1. Bring water to a boil in a small saucepan. Add rice; reduce heat to low, cover and cook for 5 minutes. Remove from the heat.
2. Meanwhile, heat oil in a large nonstick pan over medium-high heat. Add turkey and ginger; cook, crumbling with a wooden spoon, until the turkey is cooked through, about 6 minutes. Stir in the cooked rice, bell pepper, water chestnuts, broth, hoisin sauce, five-spice powder and salt; cook until heated through, about 1 minute.
3. To serve, spoon portions of the turkey mixture into lettuce leaves, top with herbs and carrot and roll into wraps.
Nutrition

Per serving : 285 Calories; 11 g Fat; 3 g Sat; 1 g Mono; 66 mg Cholesterol; 24 g Carbohydrates; 26 g Protein; 5 g Fiber; 543 mg Sodium; 390 mg Potassium

Tips & Notes

* Make Ahead Tip: Prepare the filling (through Step 2), cover and refrigerate for up to 1 day. Serve cold or reheat in the microwave.

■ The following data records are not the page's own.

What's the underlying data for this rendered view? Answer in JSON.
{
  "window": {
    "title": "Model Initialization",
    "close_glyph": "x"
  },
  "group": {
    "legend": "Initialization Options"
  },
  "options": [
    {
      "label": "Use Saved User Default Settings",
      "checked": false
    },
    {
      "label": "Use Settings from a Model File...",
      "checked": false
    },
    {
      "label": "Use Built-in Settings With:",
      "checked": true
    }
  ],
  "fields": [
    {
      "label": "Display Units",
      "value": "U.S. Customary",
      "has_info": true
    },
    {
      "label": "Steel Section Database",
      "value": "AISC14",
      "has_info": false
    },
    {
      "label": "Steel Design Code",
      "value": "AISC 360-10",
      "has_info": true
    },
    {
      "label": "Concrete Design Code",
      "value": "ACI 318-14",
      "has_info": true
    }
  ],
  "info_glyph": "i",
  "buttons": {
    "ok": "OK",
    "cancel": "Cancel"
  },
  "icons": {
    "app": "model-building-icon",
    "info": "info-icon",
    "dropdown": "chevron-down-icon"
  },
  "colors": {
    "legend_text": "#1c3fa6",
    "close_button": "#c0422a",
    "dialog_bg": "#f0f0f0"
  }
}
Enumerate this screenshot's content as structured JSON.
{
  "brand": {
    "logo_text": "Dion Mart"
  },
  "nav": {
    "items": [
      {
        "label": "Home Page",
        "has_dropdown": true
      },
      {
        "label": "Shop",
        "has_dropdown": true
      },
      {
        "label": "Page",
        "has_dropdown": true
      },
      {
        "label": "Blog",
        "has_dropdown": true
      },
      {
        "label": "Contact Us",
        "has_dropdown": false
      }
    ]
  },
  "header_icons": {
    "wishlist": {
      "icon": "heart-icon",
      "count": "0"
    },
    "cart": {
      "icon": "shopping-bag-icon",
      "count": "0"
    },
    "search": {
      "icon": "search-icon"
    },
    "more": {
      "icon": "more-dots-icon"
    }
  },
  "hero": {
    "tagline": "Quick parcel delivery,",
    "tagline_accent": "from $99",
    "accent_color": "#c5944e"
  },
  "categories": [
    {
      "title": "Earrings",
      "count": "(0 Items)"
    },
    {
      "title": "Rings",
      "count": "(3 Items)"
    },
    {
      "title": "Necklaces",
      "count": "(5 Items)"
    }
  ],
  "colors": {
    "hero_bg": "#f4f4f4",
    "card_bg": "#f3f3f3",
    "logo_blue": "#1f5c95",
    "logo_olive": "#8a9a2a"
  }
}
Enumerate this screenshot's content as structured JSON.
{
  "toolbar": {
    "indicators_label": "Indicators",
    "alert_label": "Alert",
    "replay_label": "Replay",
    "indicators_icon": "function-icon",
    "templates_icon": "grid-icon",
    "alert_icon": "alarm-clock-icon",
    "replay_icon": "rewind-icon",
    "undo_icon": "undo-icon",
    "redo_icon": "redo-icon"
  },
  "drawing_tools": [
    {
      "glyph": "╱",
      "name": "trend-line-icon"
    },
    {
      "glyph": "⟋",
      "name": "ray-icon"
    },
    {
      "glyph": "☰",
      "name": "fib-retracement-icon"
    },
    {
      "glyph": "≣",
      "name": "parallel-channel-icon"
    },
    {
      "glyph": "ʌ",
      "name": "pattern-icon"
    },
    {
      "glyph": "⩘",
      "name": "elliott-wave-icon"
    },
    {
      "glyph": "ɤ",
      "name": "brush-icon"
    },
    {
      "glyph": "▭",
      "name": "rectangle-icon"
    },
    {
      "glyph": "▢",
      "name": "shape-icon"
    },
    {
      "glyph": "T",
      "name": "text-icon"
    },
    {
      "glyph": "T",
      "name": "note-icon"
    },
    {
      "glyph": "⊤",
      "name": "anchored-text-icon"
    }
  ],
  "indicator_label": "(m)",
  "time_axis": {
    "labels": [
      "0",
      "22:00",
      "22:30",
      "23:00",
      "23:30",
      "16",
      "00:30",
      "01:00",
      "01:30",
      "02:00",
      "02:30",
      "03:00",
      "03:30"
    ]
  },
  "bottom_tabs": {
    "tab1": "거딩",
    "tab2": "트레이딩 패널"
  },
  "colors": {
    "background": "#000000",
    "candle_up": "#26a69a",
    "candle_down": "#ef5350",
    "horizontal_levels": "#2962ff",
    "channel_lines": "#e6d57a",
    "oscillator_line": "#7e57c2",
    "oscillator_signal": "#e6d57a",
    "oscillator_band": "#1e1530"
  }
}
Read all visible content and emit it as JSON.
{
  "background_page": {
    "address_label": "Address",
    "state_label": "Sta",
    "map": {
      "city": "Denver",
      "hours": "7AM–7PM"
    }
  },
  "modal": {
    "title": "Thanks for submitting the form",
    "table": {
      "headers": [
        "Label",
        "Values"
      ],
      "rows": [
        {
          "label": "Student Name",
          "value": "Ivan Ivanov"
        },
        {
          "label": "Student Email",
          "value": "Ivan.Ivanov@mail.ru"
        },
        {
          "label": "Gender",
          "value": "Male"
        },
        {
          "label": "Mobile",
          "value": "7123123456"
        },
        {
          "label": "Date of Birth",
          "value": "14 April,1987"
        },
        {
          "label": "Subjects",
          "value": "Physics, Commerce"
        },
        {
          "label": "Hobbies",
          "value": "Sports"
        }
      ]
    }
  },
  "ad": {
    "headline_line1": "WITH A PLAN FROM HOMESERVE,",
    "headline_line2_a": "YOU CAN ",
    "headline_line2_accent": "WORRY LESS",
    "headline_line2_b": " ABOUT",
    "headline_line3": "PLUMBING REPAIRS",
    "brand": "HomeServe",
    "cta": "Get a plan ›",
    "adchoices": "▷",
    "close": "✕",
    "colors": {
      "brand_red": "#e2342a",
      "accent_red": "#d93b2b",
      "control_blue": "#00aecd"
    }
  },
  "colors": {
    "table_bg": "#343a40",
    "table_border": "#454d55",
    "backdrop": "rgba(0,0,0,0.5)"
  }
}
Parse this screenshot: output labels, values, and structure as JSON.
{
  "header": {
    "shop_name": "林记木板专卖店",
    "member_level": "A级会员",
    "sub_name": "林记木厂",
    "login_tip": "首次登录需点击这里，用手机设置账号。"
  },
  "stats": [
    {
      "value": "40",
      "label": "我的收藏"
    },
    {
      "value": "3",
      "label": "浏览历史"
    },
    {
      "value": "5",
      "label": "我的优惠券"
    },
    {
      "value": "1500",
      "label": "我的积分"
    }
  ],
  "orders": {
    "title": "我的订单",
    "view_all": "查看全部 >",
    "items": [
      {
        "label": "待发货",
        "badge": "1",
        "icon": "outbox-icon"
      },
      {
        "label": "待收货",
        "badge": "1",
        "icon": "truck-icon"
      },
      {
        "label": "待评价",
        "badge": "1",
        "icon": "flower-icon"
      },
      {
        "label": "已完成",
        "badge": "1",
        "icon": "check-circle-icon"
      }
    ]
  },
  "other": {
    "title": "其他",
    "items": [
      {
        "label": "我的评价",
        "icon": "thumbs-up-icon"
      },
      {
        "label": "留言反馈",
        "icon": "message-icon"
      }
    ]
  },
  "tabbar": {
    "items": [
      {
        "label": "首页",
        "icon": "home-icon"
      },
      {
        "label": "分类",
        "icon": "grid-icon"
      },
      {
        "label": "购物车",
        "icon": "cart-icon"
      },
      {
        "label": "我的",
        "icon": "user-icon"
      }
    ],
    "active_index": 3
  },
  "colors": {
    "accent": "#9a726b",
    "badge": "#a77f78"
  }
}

* Notes: Hoisin sauce is a spicy, sweet sauce made from soybeans, chiles, garlic and spices. It will keep in the refrigerator for at least a year.
* Often a blend of cinnamon, cloves, fennel seed, star anise and Szechuan peppercorns, five-spice powder was originally considered a cure-all miracle blend encompassing the five elements (sour, bitter, sweet, pungent, salty). Look for it in the supermarket spice section.